The transdifferentiation of cardiac fibroblasts into myofibroblasts after cardiac injury has traditionally been defined by a unidirectional continuum from quiescent fibroblasts, through activated fibroblasts, and finally to fibrotic-matrix producing myofibroblasts. However, recent lineage tracing and single cell RNA sequencing experiments have demonstrated that fibroblast transdifferentiation is much more complex. Growing evidence suggests that fibroblasts are more heterogenous than previously thought, and many new cell states have recently been identified. This review reexamines conventional fibroblast transdifferentiation paradigms with a dynamic state space lens, which could enable a more complex understanding of how fibroblast state dynamics alters fibrotic remodeling of the heart. This review will define cellular state space, how it relates to fibroblast state transitions, and how the canonical and non-canonical fibrotic signaling pathways modulate fibroblast cell state and cardiac fibrosis. Finally, this review explores the therapeutic potential of fibroblast state space modulation by p38 inhibition, yes-associated protein (YAP) inhibition, and fibroblast reprogramming.

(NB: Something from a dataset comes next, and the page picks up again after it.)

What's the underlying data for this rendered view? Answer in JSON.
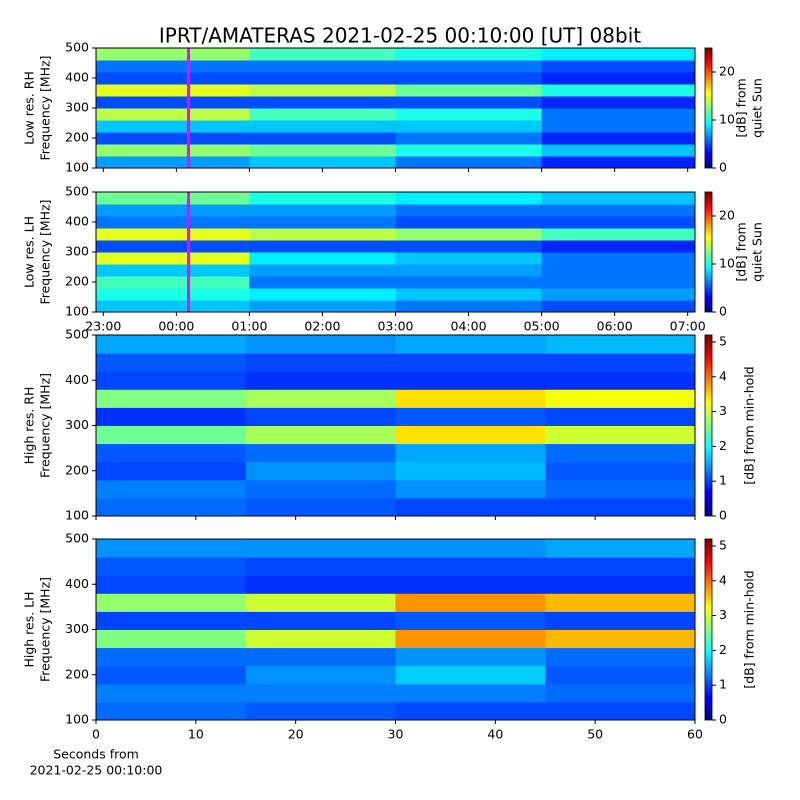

心脏损伤后心脏成纤维细胞向肌成纤维细胞的转分化传统上定义为从静止成纤维细胞到活化成纤维细胞，最后到产生纤维化基质的肌成纤维细胞的单向连续体。然而，最近的谱系追踪和单细胞 RNA 测序实验表明，成纤维细胞转分化要复杂得多。越来越多的证据表明，成纤维细胞比以前认为的更异质，并且最近发现了许多新的细胞状态。这篇综述用动态空间透镜重新审视了传统的成纤维细胞转分化范式，这可以更复杂地理解成纤维细胞状态动力学如何改变心脏的纤维化重塑。这篇综述将定义细胞状态空间，它如何与成纤维细胞状态转换相关，以及经典和非经典纤维化信号通路如何调节成纤维细胞状态和心脏纤维化。最后，本综述探讨了通过 p38 抑制、yes 相关蛋白 (YAP) 抑制和成纤维细胞重编程来调节成纤维细胞状态空间的治疗潜力。